Trainee Spotlight: Yong Zhang, MD, PhD
Thirteen years ago, when I was an MD/MS student at the Medical College of Soochow University in China, I became interested in human immunology and hematology. During my training, I studied Severe Aplastic Anemia (SAA), an intriguing human autoimmune disease in which the patient’s own mature white blood cells damage his or her bone marrow causing a deficiency of all blood cells, including red blood cells, white blood cells and platelets. Although I was initially interested in medicine, my experiences in the lab pushed me to pursue more research training. Following medical school, I pursued my PhD training at the Shanghai Institute of Hematology with Dr. Ting Xi Liu, a hematologist using the novel zebrafish model system to study the human immune system and malignant transformation. During this time, I successfully established “transparent” transgenic zebrafish lines to identify novel behaviors and functions of innate immune cells and to model human myeloid leukemia in fish. Following my residency training through the Shanghai Jiao-Tong University School of Medicine, I came to the United States to begin my postdoctoral training at Fox Chase Cancer Center with Dr. David Wiest. My current work integrates my training in hematology, research and medicine where I study the pathological etiology of Ribosomopathies and Severe Combined Immunodeficiency (SCID). Unraveling the molecular pathways underlying human blood development and leukemogenesis will be the focus of my laboratory when I become an independent investigator.

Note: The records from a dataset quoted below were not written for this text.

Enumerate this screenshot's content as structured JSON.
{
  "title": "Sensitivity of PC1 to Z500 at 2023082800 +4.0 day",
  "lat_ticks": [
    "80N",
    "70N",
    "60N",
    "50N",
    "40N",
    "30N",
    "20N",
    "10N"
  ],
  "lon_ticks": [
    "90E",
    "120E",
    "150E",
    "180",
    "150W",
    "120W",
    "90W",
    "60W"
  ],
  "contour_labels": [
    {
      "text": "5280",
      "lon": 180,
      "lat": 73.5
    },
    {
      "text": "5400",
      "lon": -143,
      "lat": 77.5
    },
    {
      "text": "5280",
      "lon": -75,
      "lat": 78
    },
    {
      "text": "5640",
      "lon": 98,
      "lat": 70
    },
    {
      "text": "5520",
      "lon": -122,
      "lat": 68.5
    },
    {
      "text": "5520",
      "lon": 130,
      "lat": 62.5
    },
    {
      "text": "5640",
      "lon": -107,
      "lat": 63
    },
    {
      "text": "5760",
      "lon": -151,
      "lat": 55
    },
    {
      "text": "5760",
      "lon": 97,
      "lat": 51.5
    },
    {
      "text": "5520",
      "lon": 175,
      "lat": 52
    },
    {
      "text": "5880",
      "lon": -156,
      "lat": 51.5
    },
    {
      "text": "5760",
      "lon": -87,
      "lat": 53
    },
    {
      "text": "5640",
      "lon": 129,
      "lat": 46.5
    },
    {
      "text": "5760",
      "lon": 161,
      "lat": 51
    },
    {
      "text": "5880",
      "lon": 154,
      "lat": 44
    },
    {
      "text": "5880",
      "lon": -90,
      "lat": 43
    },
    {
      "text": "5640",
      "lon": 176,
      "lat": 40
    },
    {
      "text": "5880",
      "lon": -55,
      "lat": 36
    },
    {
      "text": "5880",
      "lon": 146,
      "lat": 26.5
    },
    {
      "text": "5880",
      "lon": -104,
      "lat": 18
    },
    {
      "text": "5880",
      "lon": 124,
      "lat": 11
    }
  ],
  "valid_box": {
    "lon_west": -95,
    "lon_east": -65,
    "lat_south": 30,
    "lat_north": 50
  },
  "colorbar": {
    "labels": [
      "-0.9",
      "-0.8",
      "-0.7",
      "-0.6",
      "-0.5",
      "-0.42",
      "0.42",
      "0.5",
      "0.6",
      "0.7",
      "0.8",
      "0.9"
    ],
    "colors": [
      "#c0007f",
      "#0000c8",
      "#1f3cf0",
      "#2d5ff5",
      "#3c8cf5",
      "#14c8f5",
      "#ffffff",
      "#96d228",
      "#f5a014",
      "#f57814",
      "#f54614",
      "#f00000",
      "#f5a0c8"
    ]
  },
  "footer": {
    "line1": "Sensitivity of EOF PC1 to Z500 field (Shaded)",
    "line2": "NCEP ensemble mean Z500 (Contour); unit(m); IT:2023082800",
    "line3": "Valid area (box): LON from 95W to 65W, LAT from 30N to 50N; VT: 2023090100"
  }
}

Primary immunodeficiencies, like SCID, result from a heterogeneous set of genetic defects that disable either the development, or the function, of T lymphocytes. Without functional T lymphocytes, human SCID infants are particularly vulnerable to infections early in life; therefore, early disease screening is critical. To better understand and identify the genetic causes of immunodeficiencies, we collaborated with Dr. Jennifer Puck at UCSF Benioff Children’s Hospital, to identify novel disease-associated genes in SCID infants by exome sequencing. From eleven SCID infants, we identified thirty-three novel candidate genes. In an infant with leaky SCID, craniofacial and dermal abnormalities, and absent corpus callosum, we discovered a heterozygous, de novo, missense mutation (pN441K) in B-Cell CLL/Lymphoma 11B (BCL11B), a gene previously implicated in T cell development and transformation in mouse models. Expression of this mutation in zebrafish resulted in defective hematopoietic stem cell positioning and migration consistent with the defects observed in human SCID infants. These defects were reversed by ectopic expression of intact, but not mutant (pN441K), human BCL11B. Together these data demonstrate that coupling exome sequencing with candidate gene evaluation in zebrafish is a powerful approach for identifying and evaluating new disease-associated genes. Furthermore, our results highlight exome sequencing as a powerful screening tool for heterogeneous immunodeficiencies like SCID.
Bcl11b Defect in a Human Severe Combined Immunodeficiency with Multisystem Anomalies.
Punwani D*, Zhang Y* (*contribute equally), Yu J, Cowan M, Kwan A, Mendelsohn A, Rana S, Chellappan A, Srinivasan R, Brenner S, Wiest DL, Puck JM. New England Journal of Medicine, 2016, In Press.